La irrupción de cinco "niños bien" que ingresaron a la quinta familiar fue solo el último de los sucesos que pusieron en jaque la seguridad del jefe de Estado. A Macri le ha pasado de todo. Incluso, en una de sus habituales recorridas por Córdoba, una de las provincias donde lo votaron más, una mujer se le abalanzó y le empezó a golpear el pecho con los dos brazos. Los custodios, demasiado lejos, llegaron a pensar que lo estaban apuñalando, pero el episodio no pasó a mayores.
Tampoco fue algo agradable lo que le pasó en Tandil, donde todavía vive su madre, y uno de sus lugares en el mundo. La andanada de piedras que recibió la camioneta donde viajaba no le pegó en la cabeza por una cuestión de segundos.
En la mesa chica del Gobierno, donde se discuten este tipo de cuestiones, hay opiniones para todos los gustos. Una, la más política, afirma que no hay que dejarse correr por los violentos. Y ponen como ejemplo una de las últimas proclamas de Hebe de Bonafini, quien llamó a perseguir a los partidarios del gobierno para obligarlos a agachar la cabeza e impedir que salgan a la calle.

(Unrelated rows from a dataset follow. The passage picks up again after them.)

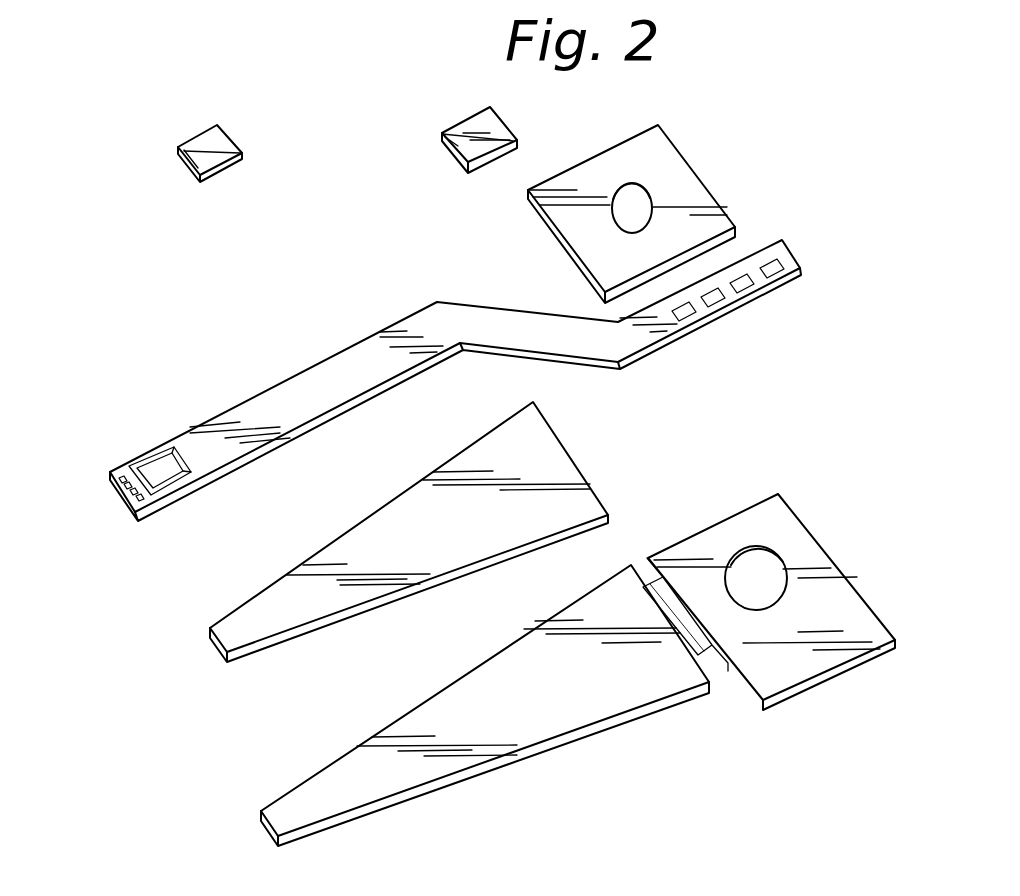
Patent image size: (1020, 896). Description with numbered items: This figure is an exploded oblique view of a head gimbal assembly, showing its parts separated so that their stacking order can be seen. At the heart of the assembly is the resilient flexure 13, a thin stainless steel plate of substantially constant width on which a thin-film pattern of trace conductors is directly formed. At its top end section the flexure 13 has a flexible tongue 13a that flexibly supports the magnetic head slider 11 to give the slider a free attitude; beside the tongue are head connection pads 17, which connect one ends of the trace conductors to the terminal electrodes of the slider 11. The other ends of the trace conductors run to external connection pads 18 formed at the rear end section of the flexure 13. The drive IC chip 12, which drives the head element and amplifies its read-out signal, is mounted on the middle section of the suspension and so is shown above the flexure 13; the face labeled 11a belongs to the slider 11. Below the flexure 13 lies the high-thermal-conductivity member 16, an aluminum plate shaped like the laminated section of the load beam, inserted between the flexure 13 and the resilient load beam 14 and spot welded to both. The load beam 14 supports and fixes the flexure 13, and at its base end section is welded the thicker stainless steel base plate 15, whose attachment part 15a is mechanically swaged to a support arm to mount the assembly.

The magnetic head slider 11 is at (238, 215).
The block surface 11a is at (190, 165).
The drive IC chip 12 is at (443, 147).
The flexure 13 is at (431, 388).
The flexible tongue 13a is at (153, 474).
The load beam 14 is at (607, 704).
The base plate 15 is at (646, 199).
The attachment part 15a is at (622, 195).
The high-thermal-conductivity member 16 is at (548, 443).
The head connection pads 17 is at (139, 502).
The external connection pads 18 is at (777, 270).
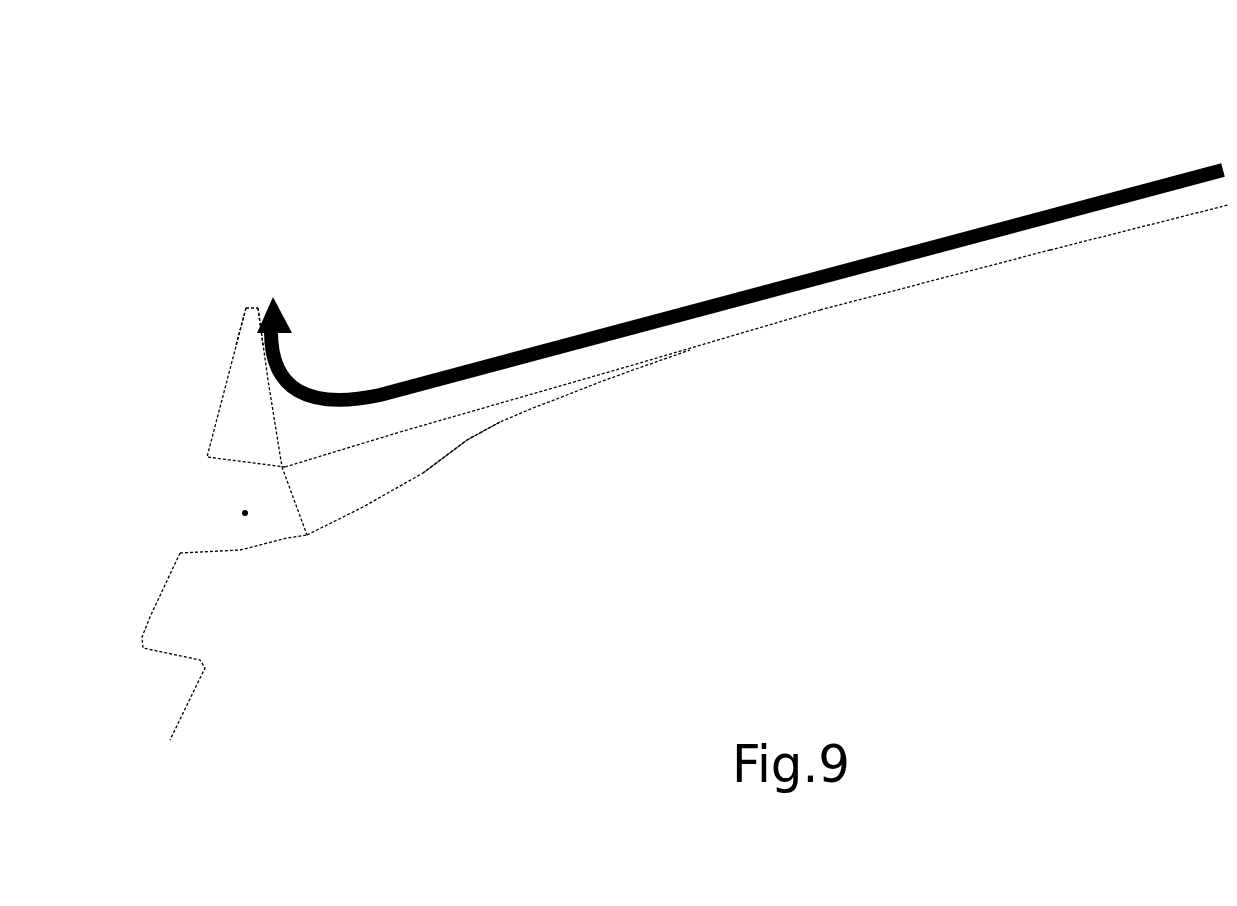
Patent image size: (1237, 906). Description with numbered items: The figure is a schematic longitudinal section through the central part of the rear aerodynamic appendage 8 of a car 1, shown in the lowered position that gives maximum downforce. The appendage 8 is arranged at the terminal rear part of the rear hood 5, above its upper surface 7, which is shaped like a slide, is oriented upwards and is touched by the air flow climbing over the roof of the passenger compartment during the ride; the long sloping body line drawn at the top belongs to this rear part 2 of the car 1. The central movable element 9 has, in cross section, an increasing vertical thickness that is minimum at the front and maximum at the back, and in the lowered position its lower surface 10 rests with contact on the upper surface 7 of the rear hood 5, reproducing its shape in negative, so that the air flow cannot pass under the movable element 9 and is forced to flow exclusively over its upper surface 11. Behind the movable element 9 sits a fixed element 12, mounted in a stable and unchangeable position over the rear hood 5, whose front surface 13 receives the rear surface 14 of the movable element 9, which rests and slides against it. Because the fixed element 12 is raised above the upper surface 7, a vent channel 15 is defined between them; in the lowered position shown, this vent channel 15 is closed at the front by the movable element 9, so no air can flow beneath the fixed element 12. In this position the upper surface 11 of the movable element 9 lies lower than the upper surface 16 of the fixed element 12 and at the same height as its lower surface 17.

The car 1 is at (190, 135).
The vehicle body 2 is at (887, 105).
The rear hood 5 is at (1050, 250).
The upper surface 7 is at (692, 347).
The aerodynamic appendage 8 is at (433, 193).
The movable element 9 is at (498, 442).
The lower surface 10 is at (426, 476).
The upper surface 11 is at (407, 424).
The fixed element 12 is at (246, 387).
The front surface 13 is at (281, 440).
The rear surface 14 is at (291, 499).
The vent channel 15 is at (245, 516).
The upper surface 16 is at (248, 298).
The lower surface 17 is at (223, 464).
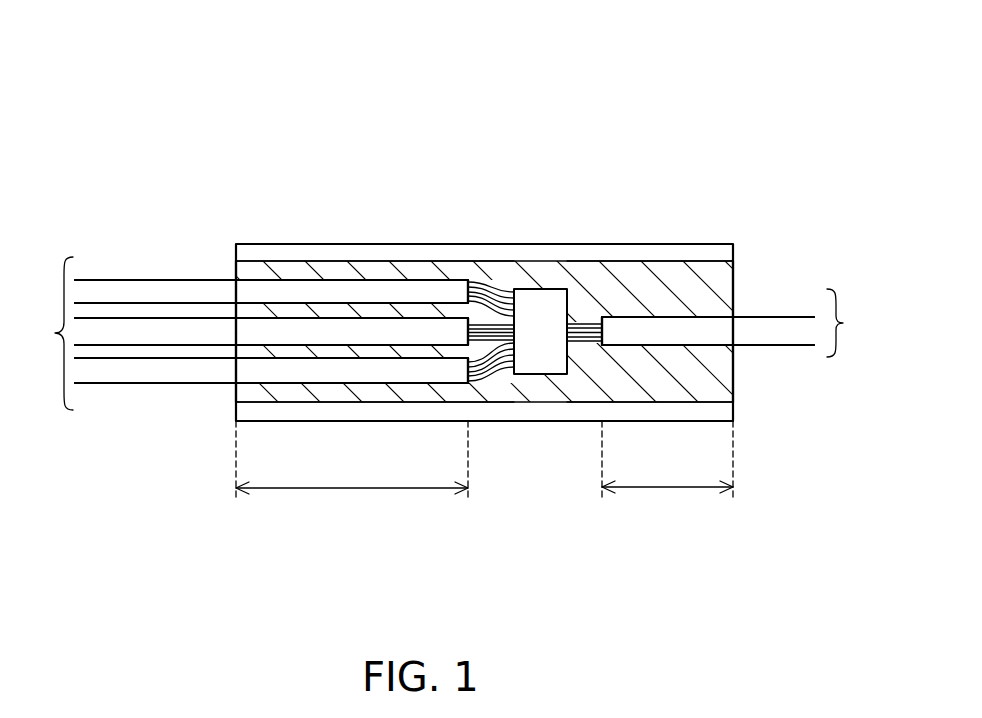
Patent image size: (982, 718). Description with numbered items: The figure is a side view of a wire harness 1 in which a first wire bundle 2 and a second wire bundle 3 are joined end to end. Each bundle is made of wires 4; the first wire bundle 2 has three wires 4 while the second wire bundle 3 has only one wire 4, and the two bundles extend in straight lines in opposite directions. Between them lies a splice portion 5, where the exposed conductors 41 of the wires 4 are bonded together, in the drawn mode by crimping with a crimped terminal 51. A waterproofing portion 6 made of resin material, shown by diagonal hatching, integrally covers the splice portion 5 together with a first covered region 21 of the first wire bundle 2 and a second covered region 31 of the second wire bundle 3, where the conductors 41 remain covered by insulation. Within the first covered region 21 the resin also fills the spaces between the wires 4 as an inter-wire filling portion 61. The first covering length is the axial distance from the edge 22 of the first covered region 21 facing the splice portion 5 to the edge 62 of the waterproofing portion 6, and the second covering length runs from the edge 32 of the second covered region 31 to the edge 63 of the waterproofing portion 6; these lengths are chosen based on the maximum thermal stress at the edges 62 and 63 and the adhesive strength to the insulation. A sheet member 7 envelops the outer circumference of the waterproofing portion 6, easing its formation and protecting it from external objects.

The wire harness 1 is at (780, 97).
The first wire bundle 2 is at (250, 333).
The second wire bundle 3 is at (733, 323).
The wire 4 is at (152, 377).
The splice portion 5 is at (543, 380).
The waterproofing portion 6 is at (448, 272).
The sheet member 7 is at (638, 250).
The first covered region 21 is at (378, 279).
The edge of the first covered region 22 is at (472, 392).
The second covered region 31 is at (680, 310).
The edge of the second covered region 32 is at (600, 352).
The conductor 41 is at (495, 292).
The crimped terminal 51 is at (552, 298).
The inter-wire filling portion 61 is at (335, 352).
The edge of the waterproofing portion 62 is at (237, 392).
The edge of the waterproofing portion 63 is at (733, 372).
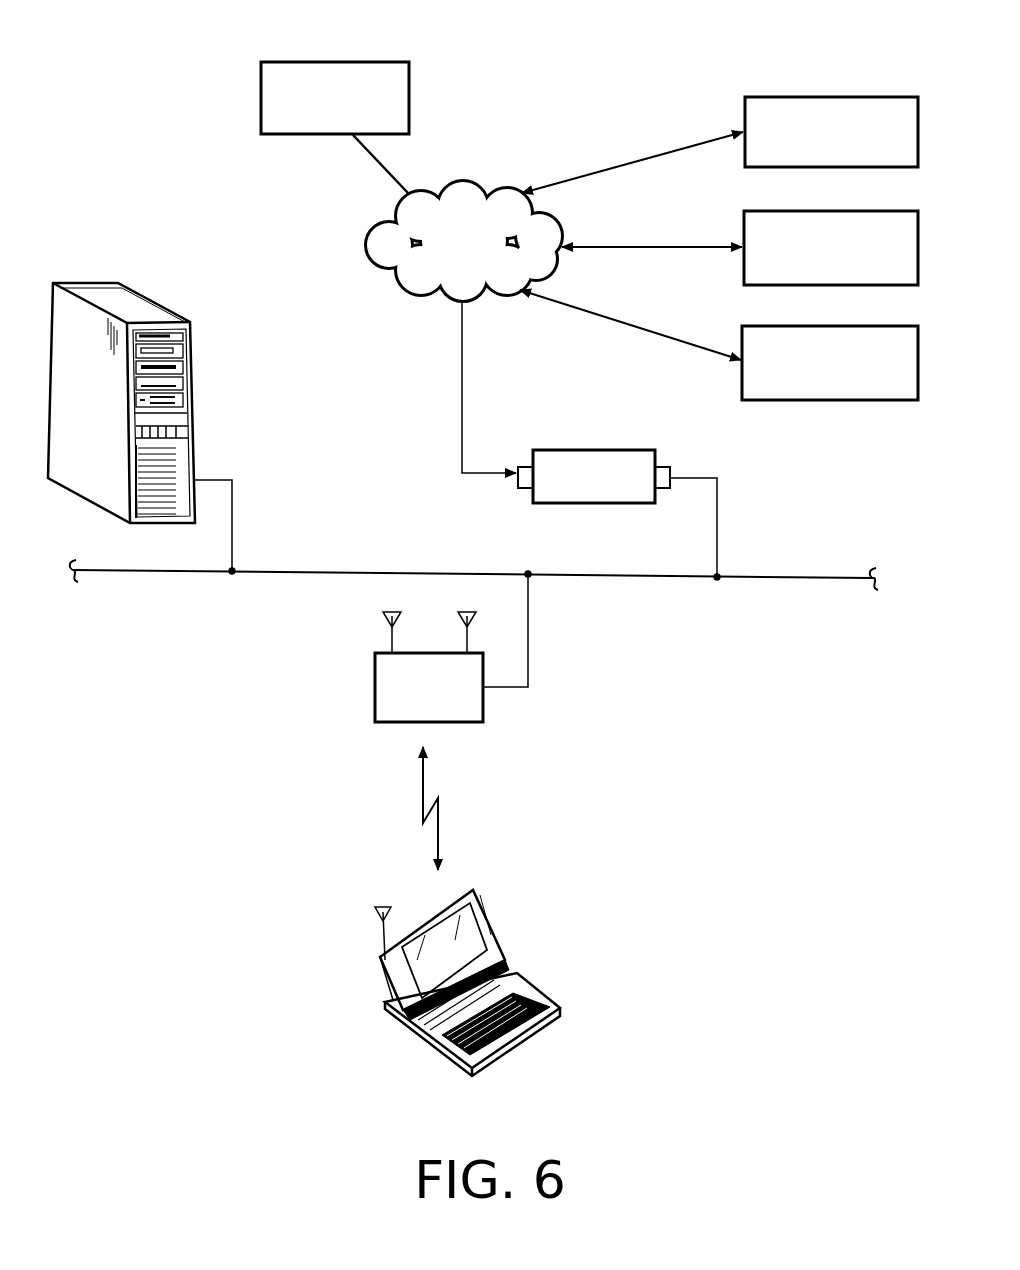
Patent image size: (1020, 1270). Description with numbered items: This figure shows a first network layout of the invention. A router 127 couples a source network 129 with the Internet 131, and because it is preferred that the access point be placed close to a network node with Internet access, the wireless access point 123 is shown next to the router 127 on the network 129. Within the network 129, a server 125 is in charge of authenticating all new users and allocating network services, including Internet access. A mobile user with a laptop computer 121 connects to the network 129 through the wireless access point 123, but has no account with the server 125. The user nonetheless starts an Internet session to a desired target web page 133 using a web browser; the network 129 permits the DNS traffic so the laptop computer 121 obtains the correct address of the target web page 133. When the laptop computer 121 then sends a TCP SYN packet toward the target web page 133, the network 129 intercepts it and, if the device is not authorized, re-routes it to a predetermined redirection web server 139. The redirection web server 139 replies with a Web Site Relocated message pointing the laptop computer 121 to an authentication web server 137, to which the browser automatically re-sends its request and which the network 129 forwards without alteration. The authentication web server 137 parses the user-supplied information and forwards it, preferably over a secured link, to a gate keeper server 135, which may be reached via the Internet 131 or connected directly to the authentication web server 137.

The laptop computer 121 is at (545, 1027).
The access point 123 is at (375, 663).
The server 125 is at (140, 295).
The router 127 is at (600, 450).
The source network 129 is at (317, 569).
The Internet 131 is at (377, 223).
The target web page 133 is at (278, 62).
The gate keeper server 135 is at (762, 326).
The authentication web server 137 is at (762, 211).
The redirection web server 139 is at (762, 97).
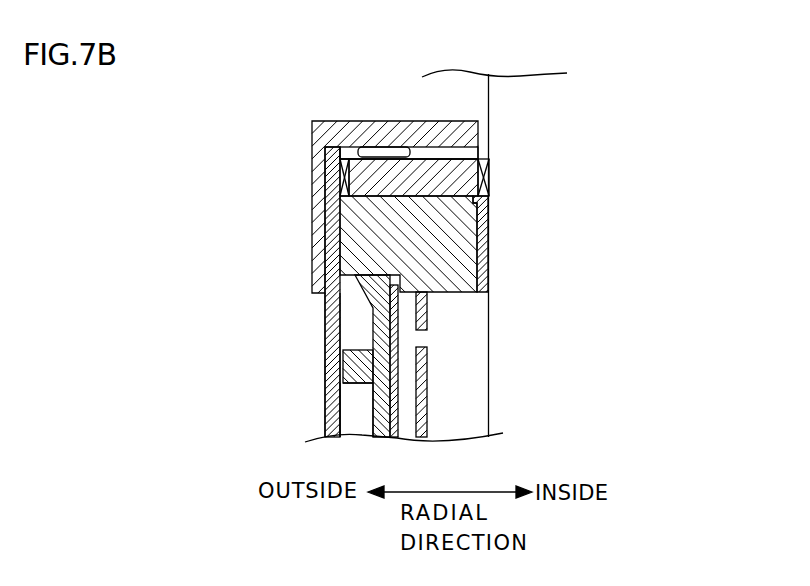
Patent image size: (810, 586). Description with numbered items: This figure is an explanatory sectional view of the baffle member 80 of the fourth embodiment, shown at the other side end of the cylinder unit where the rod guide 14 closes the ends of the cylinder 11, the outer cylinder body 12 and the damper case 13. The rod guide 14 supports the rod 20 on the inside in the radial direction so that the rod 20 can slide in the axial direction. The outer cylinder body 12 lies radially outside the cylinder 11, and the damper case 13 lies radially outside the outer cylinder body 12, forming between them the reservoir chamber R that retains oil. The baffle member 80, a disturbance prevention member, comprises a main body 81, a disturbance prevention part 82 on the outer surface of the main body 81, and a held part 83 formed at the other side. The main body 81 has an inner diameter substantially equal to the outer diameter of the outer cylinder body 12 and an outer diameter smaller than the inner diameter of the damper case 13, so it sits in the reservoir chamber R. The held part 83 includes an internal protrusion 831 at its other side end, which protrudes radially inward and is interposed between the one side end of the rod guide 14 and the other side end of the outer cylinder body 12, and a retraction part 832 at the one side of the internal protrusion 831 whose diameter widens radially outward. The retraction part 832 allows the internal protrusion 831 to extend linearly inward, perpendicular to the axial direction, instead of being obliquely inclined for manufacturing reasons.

The rod 20 is at (488, 103).
The rod guide 14 is at (337, 222).
The damper case 13 is at (327, 364).
The cylinder 11 is at (418, 303).
The outer cylinder body 12 is at (385, 408).
The main body 81 is at (373, 340).
The disturbance prevention part 82 is at (333, 379).
The held part 83 is at (308, 316).
The internal protrusion 831 is at (372, 252).
The retraction part 832 is at (388, 300).
The baffle member 80 is at (348, 438).
The reservoir chamber R is at (357, 408).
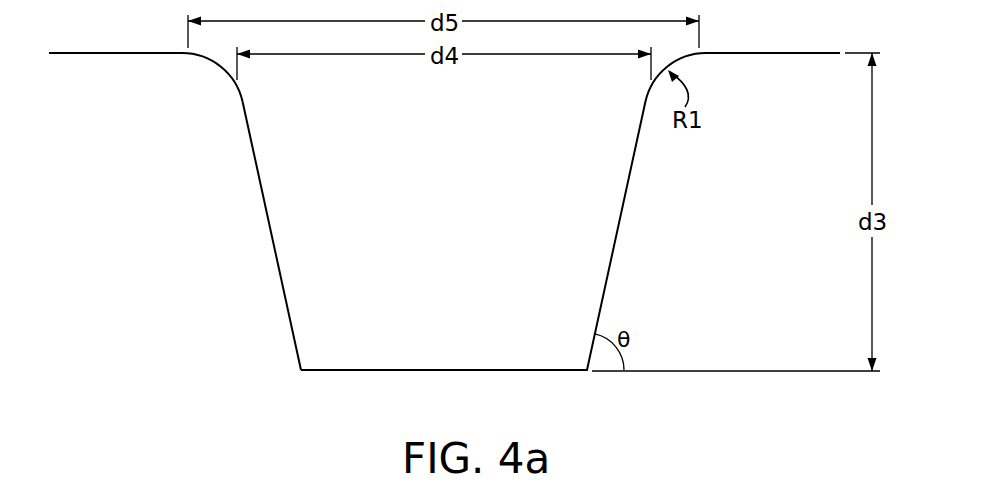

El mismo Presidente y la gobernadora de la provincia, María Eugenia Vidal, son los primeros que aducen que lo último que se debe hacer es impedir el contacto con la gente. "Es la manera más rápida de aislarte de los problemas reales de todos los días", opina Vidal.
Las razones de Macri, además de políticas, son personales. El jefe de Estado se prometió a si mismo pelear contra la locura que contiene el ejercicio del poder, e intentar que su investidura le cambie lo menos posible la manera de vivir.
El paso de jefe de gobierno de la Ciudad a presidente de la nación fue, según sus propias palabras "una catástrofe". No solo perdió la poca intimidad que le quedaba. También muchas horas de sueño y cuestiones que él considera como los "mejores momentos de la vida". Uno de esos era jugar todos los años al golf, en Mar del Plata, con el grupo de amigos de siempre. Otro era irse, por unas horas, a cualquier lugar de la Argentina y del mundo, para recargar pilas, sin que nadie lo molestara por un buen tiempo.
Pero lo que debería asimilar Macri a esta altura del partido es que no se puede ser Presidente por unas horas y un simple mortal el resto del tiempo.
En los países más o menos serios, los jefes de Estado no pasan los fines de semana donde se les antoja, sino donde estipula el protocolo. Para colmo, Los Abrojos, ese conjunto de casas-quinta familiar donde suelen descansar no solo Macri sino también dos de sus hermanos varones, no es un lugar muy apto para implementar sistemas de seguridad. Al jefe de Estado tampoco parece inquietarlo demasiado. Quienes estuvieron allí suelen relatar que ingresar hasta la casa del ingeniero es "demasiado sencillo".
Incluso más de una vez sucedió que el visitante se encontró en el medio del living solo, esperando que salieran los dueños de casa, hasta que se percató que el Presidente estaba dormitando, probablemente una breve siesta, con un libro en la mano y la pantalla de la tele prendida, mientras transcurría una serie de Netflix. Una escena demasiado normal y relajada para el nivel de locura y violencia que existe en la República Argentina.